Personally, I’m off to a good start in this particular tournament with a decisive first round win. However, rather than blog about the game this week, I’ve decided to do a little research into the history of Groundhog Day and provide a little light reading for the local chess reader who may be playing in a tournament named after this hokey folklore. Enjoy!

Groundhog Day
We all know how the story goes; every February 2nd people gather around the burrow of a groundhog, awaiting for the creature to emerge and witness whether or not the groundhog fails to see its shadow. According to legend, if he does see his shadow, the fury little thing retreats to the warm comforts of its burrow signifying another 6 dreadful weeks of winter. Otherwise, the groundhog ventures out of its burrow, thus indicating that winter will soon come to an end.

In North America, this tradition is annually celebrated both in the United States and in Canada. The most famous of groundhogs is good ole Punxsutawney Phil; where the good folks of Punxsutawney Pennsylvania gather around, anxiously waiting for Punxsutawney Phil to emerge from its heated little burrow in hopes of forecasting a short winter. Unless, of course, you’re an avid skier!

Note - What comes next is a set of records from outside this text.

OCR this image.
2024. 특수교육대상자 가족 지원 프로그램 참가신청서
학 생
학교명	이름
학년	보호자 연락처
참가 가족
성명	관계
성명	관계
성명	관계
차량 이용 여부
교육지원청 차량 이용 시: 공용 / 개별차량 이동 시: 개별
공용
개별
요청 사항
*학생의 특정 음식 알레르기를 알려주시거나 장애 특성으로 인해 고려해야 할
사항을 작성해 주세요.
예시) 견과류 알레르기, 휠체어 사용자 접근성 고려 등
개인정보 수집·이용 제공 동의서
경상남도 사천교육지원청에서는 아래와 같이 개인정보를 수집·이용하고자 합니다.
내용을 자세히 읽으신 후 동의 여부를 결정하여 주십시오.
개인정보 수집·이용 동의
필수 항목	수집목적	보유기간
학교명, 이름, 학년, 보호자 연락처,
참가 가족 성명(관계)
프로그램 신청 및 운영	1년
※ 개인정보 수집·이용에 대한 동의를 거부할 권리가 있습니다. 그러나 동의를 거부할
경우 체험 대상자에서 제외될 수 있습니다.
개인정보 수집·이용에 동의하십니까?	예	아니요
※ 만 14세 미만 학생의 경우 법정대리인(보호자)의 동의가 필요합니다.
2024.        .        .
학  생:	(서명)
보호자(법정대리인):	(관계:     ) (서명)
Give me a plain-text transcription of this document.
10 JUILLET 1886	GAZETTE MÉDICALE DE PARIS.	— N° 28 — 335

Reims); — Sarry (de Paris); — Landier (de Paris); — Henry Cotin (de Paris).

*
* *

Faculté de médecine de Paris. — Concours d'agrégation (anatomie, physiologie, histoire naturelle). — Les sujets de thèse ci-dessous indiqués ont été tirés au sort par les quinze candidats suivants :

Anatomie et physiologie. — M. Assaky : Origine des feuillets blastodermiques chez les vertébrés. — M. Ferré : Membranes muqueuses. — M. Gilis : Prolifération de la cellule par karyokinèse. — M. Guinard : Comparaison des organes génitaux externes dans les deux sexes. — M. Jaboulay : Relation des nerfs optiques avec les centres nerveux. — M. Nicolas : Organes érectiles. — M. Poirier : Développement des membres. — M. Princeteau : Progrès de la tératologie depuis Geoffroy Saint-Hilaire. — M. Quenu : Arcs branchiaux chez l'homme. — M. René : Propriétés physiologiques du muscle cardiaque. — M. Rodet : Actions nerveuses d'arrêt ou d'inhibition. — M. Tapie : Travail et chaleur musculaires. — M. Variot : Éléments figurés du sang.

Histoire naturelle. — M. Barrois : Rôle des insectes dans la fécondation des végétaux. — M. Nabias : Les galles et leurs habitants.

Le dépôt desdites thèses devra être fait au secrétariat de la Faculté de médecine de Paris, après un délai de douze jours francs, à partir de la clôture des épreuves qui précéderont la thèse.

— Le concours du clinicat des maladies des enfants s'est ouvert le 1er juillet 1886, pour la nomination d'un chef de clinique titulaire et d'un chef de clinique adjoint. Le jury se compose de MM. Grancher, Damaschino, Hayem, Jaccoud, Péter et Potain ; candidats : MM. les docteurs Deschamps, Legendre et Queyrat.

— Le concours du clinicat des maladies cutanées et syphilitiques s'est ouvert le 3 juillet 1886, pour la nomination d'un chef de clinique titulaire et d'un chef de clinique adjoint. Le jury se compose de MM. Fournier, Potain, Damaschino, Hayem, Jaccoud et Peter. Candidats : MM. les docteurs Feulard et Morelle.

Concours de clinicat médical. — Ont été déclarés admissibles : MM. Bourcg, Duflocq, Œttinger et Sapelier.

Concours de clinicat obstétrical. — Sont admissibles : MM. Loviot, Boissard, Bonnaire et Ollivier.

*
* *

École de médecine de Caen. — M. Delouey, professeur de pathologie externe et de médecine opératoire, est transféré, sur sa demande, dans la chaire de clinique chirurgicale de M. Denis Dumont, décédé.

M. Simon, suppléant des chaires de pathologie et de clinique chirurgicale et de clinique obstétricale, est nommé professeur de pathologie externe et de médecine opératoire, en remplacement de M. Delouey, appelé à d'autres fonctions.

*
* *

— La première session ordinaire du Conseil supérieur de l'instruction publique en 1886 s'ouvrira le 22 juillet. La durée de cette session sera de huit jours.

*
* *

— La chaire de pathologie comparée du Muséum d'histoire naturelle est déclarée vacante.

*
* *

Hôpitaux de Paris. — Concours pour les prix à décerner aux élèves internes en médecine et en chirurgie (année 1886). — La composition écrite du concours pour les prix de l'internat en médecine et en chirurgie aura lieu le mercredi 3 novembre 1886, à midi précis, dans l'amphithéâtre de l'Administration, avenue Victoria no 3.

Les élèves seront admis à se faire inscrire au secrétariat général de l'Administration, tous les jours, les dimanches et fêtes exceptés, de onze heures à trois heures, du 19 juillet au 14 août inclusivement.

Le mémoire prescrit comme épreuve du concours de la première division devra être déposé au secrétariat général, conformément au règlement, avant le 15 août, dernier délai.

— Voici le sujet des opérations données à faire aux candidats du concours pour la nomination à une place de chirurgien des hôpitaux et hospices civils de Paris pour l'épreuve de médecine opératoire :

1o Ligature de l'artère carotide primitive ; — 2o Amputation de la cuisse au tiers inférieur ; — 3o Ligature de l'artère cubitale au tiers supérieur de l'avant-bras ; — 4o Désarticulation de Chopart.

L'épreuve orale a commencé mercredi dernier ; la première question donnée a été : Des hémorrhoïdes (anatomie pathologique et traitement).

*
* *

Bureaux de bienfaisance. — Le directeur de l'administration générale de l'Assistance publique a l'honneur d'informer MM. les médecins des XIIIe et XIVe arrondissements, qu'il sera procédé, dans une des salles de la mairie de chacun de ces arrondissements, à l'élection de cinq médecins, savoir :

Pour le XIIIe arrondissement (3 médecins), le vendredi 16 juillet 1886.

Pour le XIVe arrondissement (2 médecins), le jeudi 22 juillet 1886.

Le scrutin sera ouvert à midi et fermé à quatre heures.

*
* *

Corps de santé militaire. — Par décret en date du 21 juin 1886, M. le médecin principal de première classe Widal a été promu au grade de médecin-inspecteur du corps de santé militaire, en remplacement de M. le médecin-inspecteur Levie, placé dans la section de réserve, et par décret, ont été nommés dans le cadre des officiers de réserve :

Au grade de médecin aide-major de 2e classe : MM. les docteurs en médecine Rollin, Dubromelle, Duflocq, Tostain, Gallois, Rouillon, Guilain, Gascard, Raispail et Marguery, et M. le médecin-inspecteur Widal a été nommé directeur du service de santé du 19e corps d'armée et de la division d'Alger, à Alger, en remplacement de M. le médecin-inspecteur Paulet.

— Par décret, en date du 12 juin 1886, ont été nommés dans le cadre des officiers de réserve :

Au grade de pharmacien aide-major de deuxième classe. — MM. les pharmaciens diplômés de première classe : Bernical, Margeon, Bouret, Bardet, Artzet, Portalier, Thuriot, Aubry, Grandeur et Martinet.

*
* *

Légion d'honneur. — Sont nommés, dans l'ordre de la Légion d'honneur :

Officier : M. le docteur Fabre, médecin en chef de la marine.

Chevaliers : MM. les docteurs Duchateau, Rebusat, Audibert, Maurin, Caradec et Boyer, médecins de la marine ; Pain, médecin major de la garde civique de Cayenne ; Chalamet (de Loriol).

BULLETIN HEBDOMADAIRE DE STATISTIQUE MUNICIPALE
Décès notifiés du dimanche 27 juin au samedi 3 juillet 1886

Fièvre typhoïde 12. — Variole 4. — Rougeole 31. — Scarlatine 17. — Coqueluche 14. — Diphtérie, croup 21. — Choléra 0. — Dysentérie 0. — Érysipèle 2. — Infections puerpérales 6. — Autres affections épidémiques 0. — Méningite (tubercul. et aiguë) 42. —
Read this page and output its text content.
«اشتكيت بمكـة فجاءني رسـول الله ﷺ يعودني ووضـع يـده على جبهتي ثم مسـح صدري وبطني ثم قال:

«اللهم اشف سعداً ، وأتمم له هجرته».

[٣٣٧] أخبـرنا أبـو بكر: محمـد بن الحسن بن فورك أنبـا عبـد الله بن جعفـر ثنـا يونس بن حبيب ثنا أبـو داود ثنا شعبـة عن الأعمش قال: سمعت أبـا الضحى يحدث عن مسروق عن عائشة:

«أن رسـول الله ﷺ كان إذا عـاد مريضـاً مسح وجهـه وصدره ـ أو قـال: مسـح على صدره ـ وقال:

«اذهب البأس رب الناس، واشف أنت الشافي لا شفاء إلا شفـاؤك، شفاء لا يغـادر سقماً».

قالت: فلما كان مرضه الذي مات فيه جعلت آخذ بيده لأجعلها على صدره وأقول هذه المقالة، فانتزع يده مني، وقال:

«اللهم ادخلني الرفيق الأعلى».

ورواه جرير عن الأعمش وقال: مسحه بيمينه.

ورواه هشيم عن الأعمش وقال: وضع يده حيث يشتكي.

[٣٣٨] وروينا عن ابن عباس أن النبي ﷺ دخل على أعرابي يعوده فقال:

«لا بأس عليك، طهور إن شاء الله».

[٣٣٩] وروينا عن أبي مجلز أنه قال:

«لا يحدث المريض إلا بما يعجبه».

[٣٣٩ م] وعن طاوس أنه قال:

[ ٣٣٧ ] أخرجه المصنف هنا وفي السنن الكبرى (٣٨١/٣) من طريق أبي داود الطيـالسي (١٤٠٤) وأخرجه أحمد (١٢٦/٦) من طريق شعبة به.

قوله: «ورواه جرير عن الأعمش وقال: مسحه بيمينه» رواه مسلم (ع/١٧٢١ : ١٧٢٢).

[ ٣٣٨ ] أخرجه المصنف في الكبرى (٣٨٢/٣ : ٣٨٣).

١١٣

So what drives this funky folklore? There are many theories, but the one that makes the most chronological sense to me is one where we need to go back to ancient times where mythology thrived and was a major influence on the cultural make-up that catered societal practices. And what great ancient empire had the greatest influence on western culture? Well, that’s an easy one; the Roman Empire!

The Roman legions, during the conquest of the northern country, supposedly brought this tradition to the Germanic tribes, who picked it up and concluded that if the sun made an appearance on Candlemas Day, an animal, the hedgehog, would cast a shadow, thus predicting six more weeks of bad weather, which they interpolated as the length of the "Second Winter." [2]

Germans would recite:

For as the sun shines on Canlemas Day,
So far will the snow swirl until the May.

Candlemas Day is a Christian practice known as the “Feast of the Presentation at the Temple” celebrating an early episode in the life of Jesus and falls around the 2nd of February. At the time of Roman conquest over the Germanic tribes, Christianity was the official religion of Rome.

In the days of early European Christians celebrating Candlemas Day, the custom was to have the clergy bless candles and distribute them to the people. The event marked a milestone in the winter and the weather on that particular day was important. According to old English Song: [2]

If Candlemas be fair and bright,
Come, Winter, have another flight;
If Candlemas brings clouds and rain,
Go Winter, and come not again.

Fast forward to the European migration of North America, and it should be noted that Pennsylvania's earliest settlers were Germans and they found groundhogs to in profusion in many parts of the state. They determined that the groundhog, resembling the European hedgehog, was a most intelligent and sensible animal and therefore decided that if the sun did appear on February 2nd, so wise an animal as the groundhog would see its shadow and hurry back into its underground home for another six weeks of winter. [2]

An early American reference to Groundhog Day can be found in the diary entry, dated February 5th, 1841 of Berks County, Pennsylvania of storekeeper James Morris: [1]

"Last Tuesday, the 2nd, was Candlemas day, the day on which, according to the Germans, the Groundhog peeps out of his winter quarters and if he sees his shadow he pops back for another six weeks nap, but if the day be cloudy he remains out, as the weather is to be moderate."

As of today, in our modern tradition, the largest Groundhog Day celebration is held in Punxsutawney, Pennsylvania where crowds as high as 40,000 people have gathered to celebrate this time honored tradition mixed in lore and religion.

And now you know, from the point of this writer, how Groundhog Day came to be in the United States where organizations like our very own chess club decorate their events in honor of this legendary holiday.